I was wondering if the following two shufflings of 4 numbers (1:4) are equally random or one is perhaps preferred to the other in terms of randomness:
sample(rep(1:4, 10))
replicate(10, sample(1:4))
Despite randomness, I need to have equal number of 1s, 2s, 3s, and 4s.
Those functions are not equal in any way.
f1() outputs a vector, f2() outputs a matrix.
As @RicS said, the first returns a vector, the second one returns a matrix.
f1() is almost 50x faster than f2().
The differences in runtime get clearer at a larger scale:
set.seed(1701)
# Functions
f1 <- function() { sample(rep(1:4, 10000)) }
f2 <- function() { c(replicate(10000, sample(1:4))) }
# Benchmark
microbenchmark::microbenchmark(f1(), f2())
Unit: microseconds
expr min lq mean median uq max neval cld
f1() 671.28 820.6755 983.9417 988.7985 1046.476 2320.425 100 a
f2() 40588.03 43241.0270 48796.0141 45612.0740 54431.890 71117.415 100 b
We see that f1() is clearly faster, exactly as @JosephClarkMcIntyre stated in the comments.
But are they at least equal in their randomness?
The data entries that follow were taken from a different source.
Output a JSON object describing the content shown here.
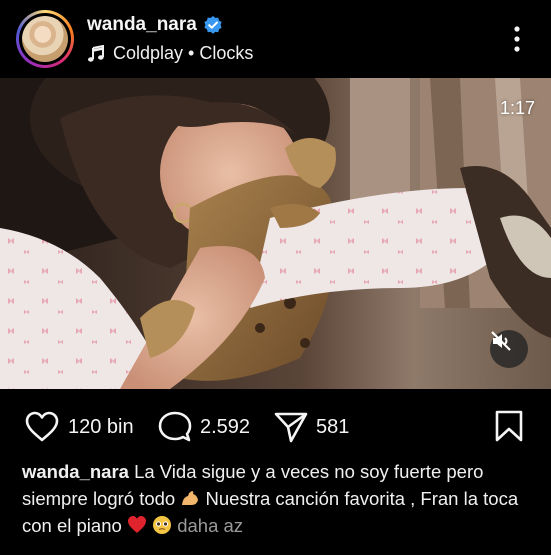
{
  "post": {
    "username": "wanda_nara",
    "music": "Coldplay • Clocks",
    "video_time": "1:17",
    "likes": "120 bin",
    "comments": "2.592",
    "shares": "581",
    "caption_part1": "La Vida sigue y a veces no soy fuerte pero siempre logró todo",
    "caption_part2": "Nuestra canción favorita , Fran la toca con el piano",
    "more_label": "daha az"
  },
  "icons": {
    "verified": "verified-badge-icon",
    "music": "music-note-icon",
    "more": "more-options-icon",
    "mute": "muted-speaker-icon",
    "like": "heart-icon",
    "comment": "comment-icon",
    "share": "send-icon",
    "save": "bookmark-icon"
  },
  "colors": {
    "background": "#000000",
    "verified": "#3897f0",
    "text": "#f5f5f5",
    "muted_text": "#9a9a9a"
  }
}
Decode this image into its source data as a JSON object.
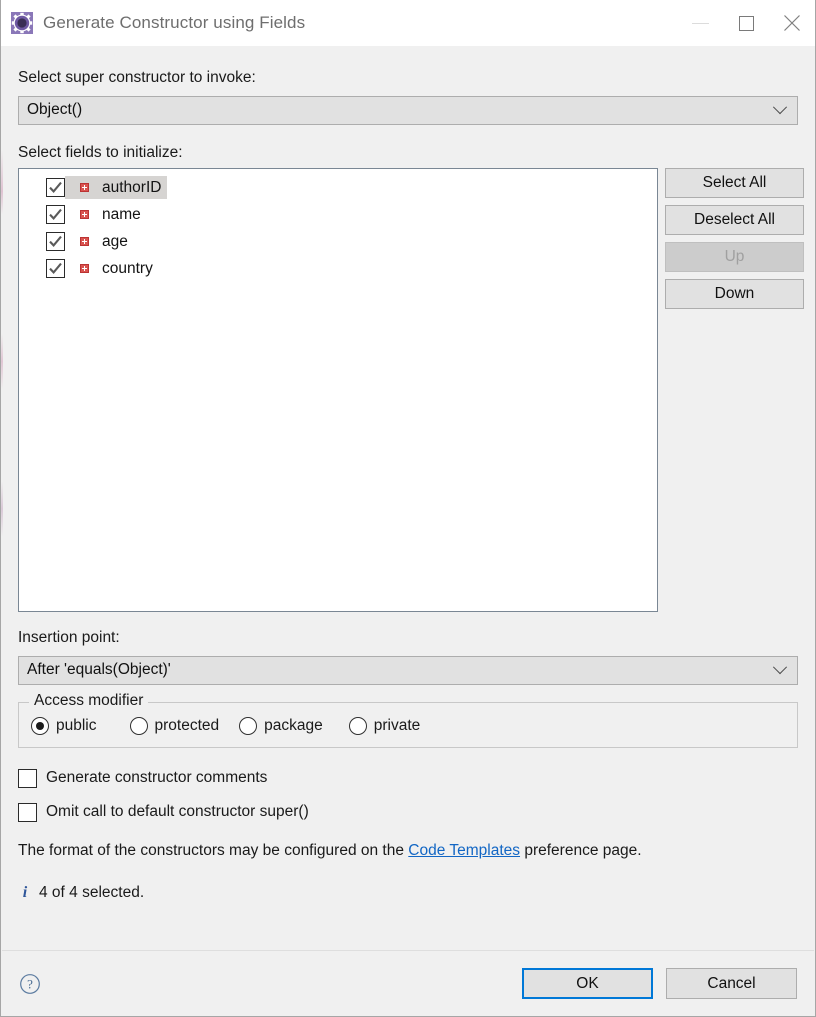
{
  "window": {
    "title": "Generate Constructor using Fields",
    "icon": "eclipse-gear-icon",
    "minimize_label": "Minimize",
    "maximize_label": "Maximize",
    "close_label": "Close"
  },
  "super_constructor": {
    "label": "Select super constructor to invoke:",
    "value": "Object()",
    "options": [
      "Object()"
    ]
  },
  "fields": {
    "label": "Select fields to initialize:",
    "items": [
      {
        "name": "authorID",
        "checked": true,
        "selected": true,
        "visibility": "private"
      },
      {
        "name": "name",
        "checked": true,
        "selected": false,
        "visibility": "private"
      },
      {
        "name": "age",
        "checked": true,
        "selected": false,
        "visibility": "private"
      },
      {
        "name": "country",
        "checked": true,
        "selected": false,
        "visibility": "private"
      }
    ]
  },
  "side_buttons": {
    "select_all": "Select All",
    "deselect_all": "Deselect All",
    "up": "Up",
    "down": "Down",
    "up_disabled": true
  },
  "insertion_point": {
    "label": "Insertion point:",
    "value": "After 'equals(Object)'",
    "options": [
      "After 'equals(Object)'"
    ]
  },
  "access_modifier": {
    "legend": "Access modifier",
    "options": [
      {
        "label": "public",
        "checked": true
      },
      {
        "label": "protected",
        "checked": false
      },
      {
        "label": "package",
        "checked": false
      },
      {
        "label": "private",
        "checked": false
      }
    ]
  },
  "options": [
    {
      "label": "Generate constructor comments",
      "checked": false
    },
    {
      "label": "Omit call to default constructor super()",
      "checked": false
    }
  ],
  "hint": {
    "prefix": "The format of the constructors may be configured on the ",
    "link": "Code Templates",
    "suffix": " preference page."
  },
  "status": {
    "icon": "info-icon",
    "text": "4 of 4 selected."
  },
  "footer": {
    "help_label": "?",
    "ok": "OK",
    "cancel": "Cancel"
  },
  "colors": {
    "accent": "#0078d7",
    "link": "#1266c4",
    "info": "#2f5699",
    "dialog_bg": "#f0f0f0",
    "control_bg": "#e1e1e1",
    "field_icon": "#d9534f",
    "selection": "#d6d4d2"
  }
}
Let's test that!
f2() is not random.
The Bartels rank test can test a series of numeric numbers for randomness vs. nonrandomness.
> randtests::bartels.rank.test(as.numeric(f1_result$value))
Bartels Ratio Test
data: as.numeric(f1_result$value)
statistic = -1.26, n = 40000, p-value = 0.2077
alternative hypothesis: nonrandomness
The p-value is > 0.05, therefore the null hypothesis was not rejected.
The result of f1() is not nonrandom. (this is not the same as being sure it is random)
> randtests::bartels.rank.test(as.numeric(f2_result$value))
Bartels Ratio Test
data: as.numeric(f2_result$value)
statistic = 50.017, n = 40000, p-value < 2.2e-16
alternative hypothesis: nonrandomness
The p-value is < 0.05, therefore the null hypothesis was rejected.
The result of f1() is nonrandom.
This is also evident if you look at the result of the function itself.
> set.seed(1701)
> replicate(10, sample(1:4))
[,1] [,2] [,3] [,4] [,5] [,6] [,7] [,8] [,9] [,10]
[1,] 1 4 1 3 3 2 3 3 4 1
[2,] 3 1 2 1 4 3 2 2 3 4
[3,] 4 2 3 2 1 1 4 4 2 2
[4,] 2 3 4 4 2 4 1 1 1 3
It produces a matrix with ten columns, each column containing exactly the numbers 1:4. This is not random.